A crowd of more than 300 people prayed, sang and showed their support on the Baylor University campus Friday for Muslims at the school and in the community.
University Chaplain Burt Burleson oversaw the event in front of the statue of Judge Robert Emmett Bledsoe Baylor on Speight Avenue.
“We want them to know we’re trying to understand and be with them, which is the essence of compassion,” Burleson said.
He invited students to write encouraging messages and prayers on pieces of white fabric to tie onto wire attached to a frame. A large banner reading “We love and support our Baylor Muslims” sat at the foot of the statue.
Burleson also invited Muslim students to the event with personalized emails.
Religion senior Evan Edwards helped organize the event and advertised it through social media and email. He hoped at least 60 people would attend.
“For a Christian university such as Baylor to take a stand in support of our Muslim brothers and sisters is a really big deal,” Edwards said. “We’re a welcoming place of people of all different faith traditions, and we’re going to allow everyone to practice their faith as they will without persecution, oppression or hate speech.”
In the wake of terrorist attacks in Paris and San Bernardino, California, GOP presidential candidate Donald Trump called for a ban on Muslim travel to the United States. He has also suggested surveillance on mosques and a database of all Muslims living in the United States.
“Some of the political rhetoric we’ve seen recently is disturbing,” said Catherine Jones Payne, the spouse of a Baylor graduate student. “As a Christian, my job is to show love for people. I don’t think Jesus would say hateful things about Muslims.”
Sana Rajani, a Muslim Baylor student, said she received that message at the rally.
“The fact that Baylor even did something like this told me that they do love us,” Rajani said. “They do want us to be here, and there was definitely a time when I didn’t feel like that was it. But the fact that they did this really made me want to come show my support for all the Muslims, not just for myself.”

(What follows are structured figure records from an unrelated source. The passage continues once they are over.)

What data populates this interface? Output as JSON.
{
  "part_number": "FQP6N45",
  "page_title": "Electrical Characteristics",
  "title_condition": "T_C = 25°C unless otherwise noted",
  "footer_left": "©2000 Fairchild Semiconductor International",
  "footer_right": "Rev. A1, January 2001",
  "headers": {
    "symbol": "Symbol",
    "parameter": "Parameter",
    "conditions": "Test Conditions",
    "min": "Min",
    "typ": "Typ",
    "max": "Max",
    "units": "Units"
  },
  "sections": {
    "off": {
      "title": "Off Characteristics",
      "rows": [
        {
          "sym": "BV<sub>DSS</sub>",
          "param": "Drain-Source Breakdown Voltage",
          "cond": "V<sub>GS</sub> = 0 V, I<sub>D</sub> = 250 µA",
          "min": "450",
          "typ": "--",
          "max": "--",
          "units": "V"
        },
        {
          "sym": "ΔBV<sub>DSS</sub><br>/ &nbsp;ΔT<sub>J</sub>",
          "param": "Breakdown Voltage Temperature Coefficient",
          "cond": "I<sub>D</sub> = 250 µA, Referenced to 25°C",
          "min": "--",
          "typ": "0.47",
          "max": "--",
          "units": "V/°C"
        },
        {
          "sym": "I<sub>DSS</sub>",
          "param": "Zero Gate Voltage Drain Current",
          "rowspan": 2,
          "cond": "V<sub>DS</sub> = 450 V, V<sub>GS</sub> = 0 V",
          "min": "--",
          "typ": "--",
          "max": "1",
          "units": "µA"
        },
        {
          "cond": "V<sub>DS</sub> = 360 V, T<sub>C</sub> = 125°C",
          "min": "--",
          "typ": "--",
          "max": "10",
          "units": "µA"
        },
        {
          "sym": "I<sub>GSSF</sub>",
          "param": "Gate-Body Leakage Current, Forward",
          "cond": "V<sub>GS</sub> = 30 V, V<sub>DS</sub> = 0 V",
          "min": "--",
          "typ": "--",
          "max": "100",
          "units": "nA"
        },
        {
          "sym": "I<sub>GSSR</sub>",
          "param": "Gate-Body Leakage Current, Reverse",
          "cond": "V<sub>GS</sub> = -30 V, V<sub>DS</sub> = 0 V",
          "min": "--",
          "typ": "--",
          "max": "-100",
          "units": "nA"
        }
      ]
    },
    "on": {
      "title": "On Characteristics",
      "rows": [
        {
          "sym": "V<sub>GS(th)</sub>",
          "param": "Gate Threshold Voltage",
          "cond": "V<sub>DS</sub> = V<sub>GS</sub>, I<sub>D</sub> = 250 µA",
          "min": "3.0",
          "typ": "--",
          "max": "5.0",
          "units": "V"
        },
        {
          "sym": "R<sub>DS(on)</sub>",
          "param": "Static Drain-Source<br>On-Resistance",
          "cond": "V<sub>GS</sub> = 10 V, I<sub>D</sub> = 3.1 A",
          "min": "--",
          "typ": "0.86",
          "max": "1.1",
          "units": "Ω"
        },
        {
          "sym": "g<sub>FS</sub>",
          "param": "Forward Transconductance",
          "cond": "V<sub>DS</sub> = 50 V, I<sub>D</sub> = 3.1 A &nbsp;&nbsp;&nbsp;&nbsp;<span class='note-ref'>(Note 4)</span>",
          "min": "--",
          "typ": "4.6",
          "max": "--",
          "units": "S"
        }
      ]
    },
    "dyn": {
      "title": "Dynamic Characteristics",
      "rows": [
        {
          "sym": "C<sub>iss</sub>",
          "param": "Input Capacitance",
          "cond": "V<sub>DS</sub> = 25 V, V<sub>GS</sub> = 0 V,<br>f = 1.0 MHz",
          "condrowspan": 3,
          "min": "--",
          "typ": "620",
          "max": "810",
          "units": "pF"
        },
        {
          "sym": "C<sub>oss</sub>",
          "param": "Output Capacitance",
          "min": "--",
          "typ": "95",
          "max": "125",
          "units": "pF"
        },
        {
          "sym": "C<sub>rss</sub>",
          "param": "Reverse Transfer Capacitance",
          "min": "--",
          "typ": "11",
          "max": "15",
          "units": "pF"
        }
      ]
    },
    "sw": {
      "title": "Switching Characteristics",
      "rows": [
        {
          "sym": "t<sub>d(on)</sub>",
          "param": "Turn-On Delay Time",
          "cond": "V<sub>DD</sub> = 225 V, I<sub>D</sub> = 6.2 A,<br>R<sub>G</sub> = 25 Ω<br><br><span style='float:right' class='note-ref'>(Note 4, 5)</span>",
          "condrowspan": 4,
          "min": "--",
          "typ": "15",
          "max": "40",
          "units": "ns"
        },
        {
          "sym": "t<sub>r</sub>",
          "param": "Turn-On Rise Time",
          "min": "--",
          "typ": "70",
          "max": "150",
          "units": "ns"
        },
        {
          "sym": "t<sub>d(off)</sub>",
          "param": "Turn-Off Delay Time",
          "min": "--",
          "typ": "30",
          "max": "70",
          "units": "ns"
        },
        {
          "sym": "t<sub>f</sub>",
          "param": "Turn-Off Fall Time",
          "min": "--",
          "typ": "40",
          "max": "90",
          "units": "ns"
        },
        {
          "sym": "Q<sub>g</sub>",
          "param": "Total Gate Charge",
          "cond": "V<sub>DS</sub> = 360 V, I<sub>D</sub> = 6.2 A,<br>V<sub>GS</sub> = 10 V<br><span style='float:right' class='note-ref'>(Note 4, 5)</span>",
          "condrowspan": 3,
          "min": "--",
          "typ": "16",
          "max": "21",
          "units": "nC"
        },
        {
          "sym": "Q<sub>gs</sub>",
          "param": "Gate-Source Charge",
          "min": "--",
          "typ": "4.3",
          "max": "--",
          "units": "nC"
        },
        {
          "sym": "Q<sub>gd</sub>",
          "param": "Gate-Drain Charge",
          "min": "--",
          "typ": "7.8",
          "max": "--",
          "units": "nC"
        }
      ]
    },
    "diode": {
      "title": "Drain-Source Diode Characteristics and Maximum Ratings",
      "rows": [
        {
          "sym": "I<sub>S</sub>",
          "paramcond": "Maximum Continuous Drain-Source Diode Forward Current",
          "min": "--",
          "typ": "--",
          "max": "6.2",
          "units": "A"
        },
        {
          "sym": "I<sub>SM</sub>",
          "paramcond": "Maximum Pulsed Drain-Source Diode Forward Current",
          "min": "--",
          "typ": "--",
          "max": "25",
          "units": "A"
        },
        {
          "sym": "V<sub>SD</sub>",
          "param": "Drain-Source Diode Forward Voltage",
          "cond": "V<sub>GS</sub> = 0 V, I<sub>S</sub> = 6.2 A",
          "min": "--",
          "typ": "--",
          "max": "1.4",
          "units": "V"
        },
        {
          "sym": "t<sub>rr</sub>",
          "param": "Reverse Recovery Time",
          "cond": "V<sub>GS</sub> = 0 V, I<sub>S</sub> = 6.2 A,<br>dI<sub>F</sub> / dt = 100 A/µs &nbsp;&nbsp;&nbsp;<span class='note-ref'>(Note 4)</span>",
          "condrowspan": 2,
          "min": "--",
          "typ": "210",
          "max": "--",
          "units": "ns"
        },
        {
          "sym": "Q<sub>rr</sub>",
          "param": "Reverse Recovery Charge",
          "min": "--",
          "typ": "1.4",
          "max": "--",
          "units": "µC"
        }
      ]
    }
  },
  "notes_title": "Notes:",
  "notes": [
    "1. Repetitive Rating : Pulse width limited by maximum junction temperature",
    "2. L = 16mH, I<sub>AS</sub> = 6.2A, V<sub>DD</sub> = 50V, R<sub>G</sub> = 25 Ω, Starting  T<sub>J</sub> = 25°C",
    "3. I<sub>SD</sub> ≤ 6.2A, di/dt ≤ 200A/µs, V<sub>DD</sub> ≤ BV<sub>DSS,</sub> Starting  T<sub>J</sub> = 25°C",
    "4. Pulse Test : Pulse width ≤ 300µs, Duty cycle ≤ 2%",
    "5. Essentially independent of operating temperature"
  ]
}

Mary Darden, who is married to journalism professor Bob Darden, denounced the generalization of Muslims because of recent events.
“For people to paint Muslims with the brush of IS is kind of like people painting Christians with the brush of the KKK,” Darden said, referring to the Islamic State militant group. “It’s not right. We need to educate people so they understand these are good, loving, caring people that are trying to change the world by getting their education here at Baylor.”
The event concluded with the crowd singing “For the Healing of the Nations.”
Burleson also invited students of all faiths to participate in Baylor-sponsored dialogue sessions to promote spiritual unity.
Josh Ritter, assistant director for formation in the Spiritual Life Department, said the Bobo Spiritual Life Center welcomes students of all faiths to discuss cultural and faith-based backgrounds. The center has also hosted cross-cultural dinners and panel discussions for students.
“We offer space for all of our students to come and tell their story,” Ritter said.
Anisha Zaman, another Muslim Baylor student, said she has received negative feedback because of her religion but never at Baylor.
“Obviously it’s great seeing everyone here and everyone supporting,” Zaman said. “The amount of positive reaction to this is really something that’s touched me. So of course I wanted to be here regardless of finals and studying going on.”